Last night, a tense situation got flat-out ugly. Warnings were issued for both teams when, with a 9-3 Rangers lead in the 8th inning, Angels reliever Kevin Gregg threw a pitch behind Ian Kinsler. After a double by Kinsler, Gregg hit Michael Young, earning an ejection for himself and manager Mike Scioscia.
New pitcher Brendan Donnelly hit the first batter he faced on his fourth pitch, and reportedly stared into the Rangers dugout as the homeplate umpire ejected him and Angels bench coach Ron Roenicke.
The brawl broke out in the top of the ninth inning when Rangers reliever Scott Feldman hit the third batter he faced, Adam Kennedy. Kennedy immediately charged the mound, and a benches-clearing brawl ensued that drew ejections for Kennedy, Feldman, and Rangers manager Buck Showalter. Naturally, Feldman and Showalter both said that Feldman was explicitly told not to hit any Angels batters. Only those two know the truth, but that didn't stop the league from making a judgement.
Suspensions for the events were handed down today, and the league didn't go easy on the offenders. Oddly enough, Feldman got the heaviest suspension, six games. Why he got suspended for two more games than the man that charged the mound, I do not understand. Padilla was supended for five games; Kennedy, Donnelly, Gregg and Showalter were all suspended for three games; Scioscia was suspended for three games and Roenicke was suspended one game.
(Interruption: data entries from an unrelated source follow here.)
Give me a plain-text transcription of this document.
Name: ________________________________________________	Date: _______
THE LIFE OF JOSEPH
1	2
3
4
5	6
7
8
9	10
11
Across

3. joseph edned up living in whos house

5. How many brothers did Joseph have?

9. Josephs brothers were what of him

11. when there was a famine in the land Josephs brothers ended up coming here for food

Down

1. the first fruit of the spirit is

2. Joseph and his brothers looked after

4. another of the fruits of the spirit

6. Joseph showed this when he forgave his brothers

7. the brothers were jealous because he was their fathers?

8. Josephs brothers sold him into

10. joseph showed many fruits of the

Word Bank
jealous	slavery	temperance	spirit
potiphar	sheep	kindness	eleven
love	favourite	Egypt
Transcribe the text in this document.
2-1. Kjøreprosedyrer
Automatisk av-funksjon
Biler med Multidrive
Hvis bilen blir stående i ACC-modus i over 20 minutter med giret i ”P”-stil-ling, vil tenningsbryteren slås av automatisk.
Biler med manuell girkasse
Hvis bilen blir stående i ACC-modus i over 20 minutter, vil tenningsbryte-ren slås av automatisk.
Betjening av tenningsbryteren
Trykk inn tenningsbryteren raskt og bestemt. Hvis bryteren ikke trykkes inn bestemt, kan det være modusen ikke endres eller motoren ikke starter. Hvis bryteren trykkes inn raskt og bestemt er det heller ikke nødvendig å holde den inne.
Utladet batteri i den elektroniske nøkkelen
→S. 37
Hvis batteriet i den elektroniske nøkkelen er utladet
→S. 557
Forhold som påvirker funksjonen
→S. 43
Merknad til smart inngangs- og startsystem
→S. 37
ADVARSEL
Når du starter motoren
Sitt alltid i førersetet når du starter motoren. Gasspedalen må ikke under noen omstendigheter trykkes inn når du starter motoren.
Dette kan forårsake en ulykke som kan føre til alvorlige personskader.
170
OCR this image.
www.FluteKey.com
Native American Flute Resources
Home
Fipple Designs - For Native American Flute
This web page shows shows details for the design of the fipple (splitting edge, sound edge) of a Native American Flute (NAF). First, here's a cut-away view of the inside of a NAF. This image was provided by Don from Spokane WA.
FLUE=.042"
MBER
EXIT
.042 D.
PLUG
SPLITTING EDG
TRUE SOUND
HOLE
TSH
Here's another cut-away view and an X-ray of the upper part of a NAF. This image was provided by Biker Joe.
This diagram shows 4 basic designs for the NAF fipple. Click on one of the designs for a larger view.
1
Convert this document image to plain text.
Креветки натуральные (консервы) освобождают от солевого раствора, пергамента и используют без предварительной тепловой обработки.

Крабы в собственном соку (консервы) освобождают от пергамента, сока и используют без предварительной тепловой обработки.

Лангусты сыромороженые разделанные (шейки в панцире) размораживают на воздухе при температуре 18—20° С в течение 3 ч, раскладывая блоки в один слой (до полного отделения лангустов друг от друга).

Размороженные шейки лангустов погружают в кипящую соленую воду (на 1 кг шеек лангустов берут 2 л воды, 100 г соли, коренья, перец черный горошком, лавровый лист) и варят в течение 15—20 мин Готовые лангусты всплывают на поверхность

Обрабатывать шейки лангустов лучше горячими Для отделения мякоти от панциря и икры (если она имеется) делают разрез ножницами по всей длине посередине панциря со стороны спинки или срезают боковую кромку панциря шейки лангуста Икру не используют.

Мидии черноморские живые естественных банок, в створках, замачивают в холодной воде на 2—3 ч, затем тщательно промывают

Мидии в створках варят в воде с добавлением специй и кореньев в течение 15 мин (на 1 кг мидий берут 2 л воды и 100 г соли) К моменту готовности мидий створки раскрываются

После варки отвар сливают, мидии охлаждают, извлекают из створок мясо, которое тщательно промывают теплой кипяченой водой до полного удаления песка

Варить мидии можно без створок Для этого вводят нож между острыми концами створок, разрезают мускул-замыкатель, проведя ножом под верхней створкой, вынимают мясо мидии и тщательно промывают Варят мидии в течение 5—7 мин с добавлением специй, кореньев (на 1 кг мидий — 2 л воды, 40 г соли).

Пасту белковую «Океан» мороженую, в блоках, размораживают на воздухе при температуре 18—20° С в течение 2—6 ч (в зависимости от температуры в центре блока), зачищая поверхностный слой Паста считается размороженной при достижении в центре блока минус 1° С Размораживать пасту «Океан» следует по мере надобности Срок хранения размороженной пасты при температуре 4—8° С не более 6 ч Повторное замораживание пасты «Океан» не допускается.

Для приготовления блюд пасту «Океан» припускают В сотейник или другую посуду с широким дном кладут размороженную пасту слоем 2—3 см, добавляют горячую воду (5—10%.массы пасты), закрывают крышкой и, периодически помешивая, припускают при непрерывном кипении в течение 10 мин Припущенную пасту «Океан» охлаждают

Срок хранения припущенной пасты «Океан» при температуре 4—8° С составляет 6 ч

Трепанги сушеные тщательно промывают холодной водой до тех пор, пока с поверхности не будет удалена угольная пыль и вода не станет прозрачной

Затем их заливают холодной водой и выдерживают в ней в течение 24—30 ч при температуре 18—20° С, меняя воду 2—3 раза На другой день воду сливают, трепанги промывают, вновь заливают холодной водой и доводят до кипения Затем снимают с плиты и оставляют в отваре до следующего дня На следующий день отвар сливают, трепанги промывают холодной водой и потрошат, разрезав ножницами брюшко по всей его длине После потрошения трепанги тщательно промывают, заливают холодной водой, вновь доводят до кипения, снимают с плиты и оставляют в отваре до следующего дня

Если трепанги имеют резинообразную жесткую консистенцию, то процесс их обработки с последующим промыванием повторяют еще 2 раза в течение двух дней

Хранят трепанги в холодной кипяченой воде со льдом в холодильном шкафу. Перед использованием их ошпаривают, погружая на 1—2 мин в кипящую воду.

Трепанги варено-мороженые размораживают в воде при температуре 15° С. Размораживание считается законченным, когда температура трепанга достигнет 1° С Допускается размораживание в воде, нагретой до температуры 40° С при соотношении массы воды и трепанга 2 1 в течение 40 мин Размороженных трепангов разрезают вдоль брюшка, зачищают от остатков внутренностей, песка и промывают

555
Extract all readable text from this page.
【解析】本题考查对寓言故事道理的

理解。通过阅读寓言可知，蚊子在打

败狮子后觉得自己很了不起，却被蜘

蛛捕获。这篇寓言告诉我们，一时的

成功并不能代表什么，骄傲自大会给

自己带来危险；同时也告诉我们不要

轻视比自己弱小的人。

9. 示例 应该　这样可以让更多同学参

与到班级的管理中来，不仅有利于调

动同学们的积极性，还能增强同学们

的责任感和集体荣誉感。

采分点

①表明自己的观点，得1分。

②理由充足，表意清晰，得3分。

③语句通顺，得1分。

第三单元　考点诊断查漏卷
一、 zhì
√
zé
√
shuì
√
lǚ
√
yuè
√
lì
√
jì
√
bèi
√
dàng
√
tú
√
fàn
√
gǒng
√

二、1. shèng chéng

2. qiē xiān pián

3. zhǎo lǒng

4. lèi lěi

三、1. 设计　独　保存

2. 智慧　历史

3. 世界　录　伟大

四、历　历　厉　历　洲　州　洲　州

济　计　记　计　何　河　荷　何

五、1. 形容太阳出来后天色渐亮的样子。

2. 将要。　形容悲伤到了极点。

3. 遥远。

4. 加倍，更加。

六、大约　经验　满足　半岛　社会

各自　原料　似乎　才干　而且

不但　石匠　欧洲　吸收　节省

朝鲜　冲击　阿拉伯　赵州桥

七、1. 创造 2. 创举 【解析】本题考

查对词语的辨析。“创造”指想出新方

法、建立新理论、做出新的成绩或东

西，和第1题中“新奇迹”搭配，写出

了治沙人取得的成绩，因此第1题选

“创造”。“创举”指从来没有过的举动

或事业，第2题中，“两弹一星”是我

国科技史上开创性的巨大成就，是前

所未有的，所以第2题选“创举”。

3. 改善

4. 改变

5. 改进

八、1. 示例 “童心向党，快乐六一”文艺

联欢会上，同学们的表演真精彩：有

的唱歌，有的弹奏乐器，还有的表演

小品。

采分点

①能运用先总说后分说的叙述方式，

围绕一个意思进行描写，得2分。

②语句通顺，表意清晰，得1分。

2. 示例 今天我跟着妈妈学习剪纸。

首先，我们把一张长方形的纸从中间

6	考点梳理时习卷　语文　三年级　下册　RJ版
Suspensions were definitely needed to show the teams that this behavior will not be tolerated. But I thought some of it was excessively heavy-handed. I also said my peace about Feldman, but I also think that the suspensions for the managers were unnecessary. Padilla hitting batters is clearly his own doing, not an order from Showalter. And even without the denial they gave today, I don't think Buck wants to inflame things by retaliating for a hit batter.
As for Scioscia, I'm definitely not a fan. But I also do not think that either he or Roenicke were trying to get back at the Rangers. It's just the kind of stuff that happens when things are tense. By all means, suspend the players to send a message. But let the managers do their jobs. MLB shouldn't hold teams back like that because players decide to take revenge into their own hands. Now, if you have an instance like Ozzie Guillen where you can clearly see the order was given, that's different. But in something like this, I really feel MLB is overstepping its bounds and taking unnecessary moves that negatively affect the game and the playoff race.